Article 4 Directions are usually implemented in sensitive areas where changes could be particularly damaging to the character and appearance of an area. We have made a series of Article 4 Directions that cover parts of the Whitefield Conservation Area, Nelson. These are as follows:
- Manchester Road (No's 104 - 114 evens)
- St. Mary's Street (No's 1 - 33 odds and also includes 2, 4 and 6)
- Every Street (No's 141 - 191 odds only)
- Lomeshaye Road (5 - 39 inclusive - odds and evens)
- Bond Street (No's 1 - 16 inclusive odds and evens)
- Bishop Street (No's 1 - 16 inclusive - odds and evens)
- Maurice Street (No's 2 - 26 evens only)

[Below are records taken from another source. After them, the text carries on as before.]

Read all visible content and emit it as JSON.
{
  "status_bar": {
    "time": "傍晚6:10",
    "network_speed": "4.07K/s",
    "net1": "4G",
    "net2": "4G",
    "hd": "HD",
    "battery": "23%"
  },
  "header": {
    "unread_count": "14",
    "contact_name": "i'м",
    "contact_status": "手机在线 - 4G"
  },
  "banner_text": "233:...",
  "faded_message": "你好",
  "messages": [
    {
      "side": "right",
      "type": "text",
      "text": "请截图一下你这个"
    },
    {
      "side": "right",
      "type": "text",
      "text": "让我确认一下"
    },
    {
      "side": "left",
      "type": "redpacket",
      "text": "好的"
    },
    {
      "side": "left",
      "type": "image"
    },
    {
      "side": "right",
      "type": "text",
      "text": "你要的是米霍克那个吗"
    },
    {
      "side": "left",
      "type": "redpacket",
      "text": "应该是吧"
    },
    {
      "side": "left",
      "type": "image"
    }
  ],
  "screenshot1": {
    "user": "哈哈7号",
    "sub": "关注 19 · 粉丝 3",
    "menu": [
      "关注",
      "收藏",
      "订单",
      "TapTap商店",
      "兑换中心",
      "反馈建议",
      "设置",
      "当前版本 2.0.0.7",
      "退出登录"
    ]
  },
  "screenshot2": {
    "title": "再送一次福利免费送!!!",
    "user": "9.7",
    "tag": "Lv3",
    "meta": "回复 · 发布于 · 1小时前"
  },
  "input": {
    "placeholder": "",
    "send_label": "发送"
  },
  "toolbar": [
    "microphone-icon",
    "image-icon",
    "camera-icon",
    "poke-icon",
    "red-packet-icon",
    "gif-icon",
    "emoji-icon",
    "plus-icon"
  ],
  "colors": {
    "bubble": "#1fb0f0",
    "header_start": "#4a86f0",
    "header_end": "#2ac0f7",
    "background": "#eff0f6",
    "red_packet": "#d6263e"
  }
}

- Victoria Street (No's 2 - 24 evens and also includes 2a and 4a and 1 - 23 odds)
- Macleod Street (No's 5 - 27 odds only)
- Westmoreland Street, Nelson (No's 52 - 68 inclusive - evens only)
- Lomeshaye Road, Nelson (No's 40 - 80 inclusive - odds and evens)
- School Street, Nelson (No 1 only)
- Manchester Road, Nelson (No's 117 - 123 inclusive - odds only)
These are terraced houses which have undergone group repair schemes to restore the traditional appearance of the terraces, reinstating such features as timber sash windows, front doors and railings. The removal of permitted development rights should ensure that traditional features are not lost and encourage the replacement of inappropriate features with those more suitable to the age and style of the property and the surrounding area.
You can download a copy of the:
Plans of the areas affected
Explanatory leaflets for both phases are available to read in both English and Urdu.
If you wish to undertake alterations to any of the above properties you should check first with our Development Management section at Nelson Town Hall, who will advise you if planning permission is needed and how to apply.